The verdict may have been sending a message that jurors approve of the idea of patients determining when they want their life to end, within reason. “But we need, as a society, to say, ‘What is the right way to do this?,’ and not allow cases like this to occur, where doctors take these decisions into their own hands and do not go through the right process,” Nelson says.
Although the case involved ICU patients, a similar situation could occur in the ED. There is growing emphasis on provision of palliative care in the ED.2 There also is growing acceptance of the use of palliative extubation (removing the endotracheal tube from a patient who is not expected to recover, with the goal of easing the patient’s suffering) in the ED.3,4 “During the pandemic, EDs certainly did palliative extubation for COVID patients who were suffering with a poor prognosis on ventilators [with the family’s consent],” Nelson notes.
Palliative extubation also is happening in EDs (as opposed to the ICU) because admitted patients are boarded in the ED for such long periods. “On an average day in my ED, probably a third of our patients are just waiting for beds upstairs,” Nelson reports.

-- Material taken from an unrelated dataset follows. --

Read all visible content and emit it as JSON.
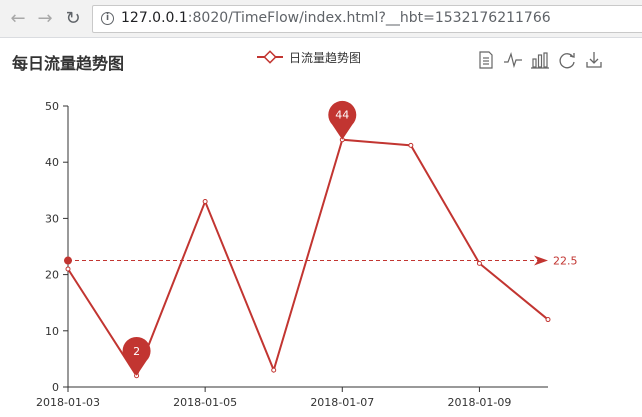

Some of those patients suffered lethal strokes or other serious complications and might be candidates for palliative extubation. If those patients are held in the ED only an hour or two, the discussion about whether palliative extubation is appropriate probably can wait. “But if they are in the ED for many hours or days, the issue does come up,” Nelson says.
Some EDs use grand rounds and online modules to educate providers on appropriate use of palliative extubation. “If ED providers follow the proper practices, they should not be overly concerned,” Nelson says.
However, many EPs are uncomfortable making decisions on palliative extubation.
“You don’t want to keep somebody alive who’s suffering and there is no chance of a good outcome. But most EPs would probably be reticent to do it on their own. Most of us try to get the patient to a better place in the hospital for extubation,” Nelson says.
Involving the palliative care team is ideal. “It’s not just the mechanics of actually doing it,” Nelson says. “It’s the emotional support that the family needs and the other wraparound, where the palliative team becomes so important.”
REFERENCES
- Dyer O. Ohio doctor is acquitted of murdering 14 intensive care patients with fentanyl overdoses. BMJ 2022;377:o1051.
- George N, Bowman J, Aaronson E, Ouchi K. Past, present, and future of palliative care in emergency medicine in the USA. Acute Med Surg 2020;7:e497.
- Tan A. Palliative extubation in the ED (Yes, the ED). Emergency Medicine News 2017;39:24.
- Hosain F, Wallingford G, Jubanyik K. A patient and family-focused approach to terminal extubation. ACEP Now. Aug. 16, 2021.
A recent case may have generated a fresh conversation about medical aid in dying and physician-assisted suicide.